He laughs, and kisses her again, and again, and again.
“I love you,” he keeps whispering against her skin, “I love you so much.”
xi. “clinging to the person you thought you could be, that’s hell. you have to let go.”– melinda may
It’s been two days since Fitz kissed her, and she feels like a schoolgirl with a secret. They haven’t told Skye or Lincoln yet, so they dance around on their tiptoes in stolen kisses and whispered ‘I love you’s’.
She’s starting to agree with Skye, that this is one of the best ideas she’s ever had. She hadn’t realized how much they all needed this, not until they were here and they were suddenly free.
“C’mon Jems, you’re coming on a walk with me,” Skye says abruptly. Lincoln had gone back to reading Harry Potter, Fitz was drawing, and it seemed like the two girls were the only ones left without something to do.
“Okay,” Jemma says easily, ruffling Fitz’s curls as she walks past. They start down towards the beach, following the path.
“So,” Skye says out of the blue, “Are you and Fitz dating now?”

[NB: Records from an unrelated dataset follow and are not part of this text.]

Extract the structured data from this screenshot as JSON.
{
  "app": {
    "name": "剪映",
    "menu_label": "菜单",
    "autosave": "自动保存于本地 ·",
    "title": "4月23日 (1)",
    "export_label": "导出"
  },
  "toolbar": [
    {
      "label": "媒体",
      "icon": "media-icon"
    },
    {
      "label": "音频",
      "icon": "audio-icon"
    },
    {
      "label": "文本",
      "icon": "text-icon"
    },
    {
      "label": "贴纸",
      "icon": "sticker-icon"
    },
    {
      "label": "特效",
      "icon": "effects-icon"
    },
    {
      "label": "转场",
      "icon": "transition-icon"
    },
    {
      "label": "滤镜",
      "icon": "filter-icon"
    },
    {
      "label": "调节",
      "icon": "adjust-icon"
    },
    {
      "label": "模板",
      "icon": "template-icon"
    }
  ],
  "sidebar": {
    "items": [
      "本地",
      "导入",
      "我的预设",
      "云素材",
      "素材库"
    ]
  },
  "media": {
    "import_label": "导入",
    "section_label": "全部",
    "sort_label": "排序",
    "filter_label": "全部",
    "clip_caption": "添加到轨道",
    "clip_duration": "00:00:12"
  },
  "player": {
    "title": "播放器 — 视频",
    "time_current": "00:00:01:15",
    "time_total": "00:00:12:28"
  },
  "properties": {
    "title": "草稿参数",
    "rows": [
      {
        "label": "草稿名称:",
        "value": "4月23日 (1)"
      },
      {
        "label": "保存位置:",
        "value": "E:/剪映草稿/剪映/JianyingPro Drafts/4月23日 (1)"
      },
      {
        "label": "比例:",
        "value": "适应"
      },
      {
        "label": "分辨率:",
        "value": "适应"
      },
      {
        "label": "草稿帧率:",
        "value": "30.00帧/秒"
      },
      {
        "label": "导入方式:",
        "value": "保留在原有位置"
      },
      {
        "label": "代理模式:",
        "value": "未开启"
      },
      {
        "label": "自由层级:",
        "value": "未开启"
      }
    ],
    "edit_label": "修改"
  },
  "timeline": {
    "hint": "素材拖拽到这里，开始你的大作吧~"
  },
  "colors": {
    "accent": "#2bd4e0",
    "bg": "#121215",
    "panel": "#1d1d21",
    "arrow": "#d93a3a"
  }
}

“What?” Jemma splutters, “Why would you say that? I mean, not that I don’t find him attractive – objectively of course – but to reference that we are something more than just friends, not that any girl wouldn’t be lucky –“
“I saw you two kissing on the beach this morning,” Skye says, shrugging, “It was in equal parts gross and adorable.”
“Okay,” Jemma says, “Maybe we are dating now.”
“Judging by the way you two were eating each other’s faces off, you’re definitely dating.”
Jemma laughs. “Oh!” she says, “I wanted to thank you Skye.”
Skye looks confused, “Thank me?”
“For taking us on this trip. I almost don’t want it to end,” she sighs, “But I suppose – we have to get back to real life sometimes.”
“You know,” Skye says, “I think we’re going to be okay.”
Jemma manages a smile, “You think so?”
“I know so. Especially since Fitz should be a lot more manageable now that he’ll be getting laid on a regular basis.”
“Skye!”
“No but seriously,” Skye says, as they reach the beach, “It’s a good thing. I’m happy for you two.”
“Thank you,” Jemma says, and then turns toward the inhuman girl with a glint in her eye, “What about you and Lincoln?”
Skye sputters, “Um – me and Lincoln? He’s a friend but –“
“I was in the same boat as you once,” Jemma says sagely, “It might all change.”
Skye scoffs. “You were in that boat last week.”
Jemma grins, and loops her arm around Skye’s shoulder. “You’re like my sister, aren’t you?” she asks suddenly, and Skye looks up at her in surprise.
“Yeah,” she says with a bright smile, “Yeah, I am.”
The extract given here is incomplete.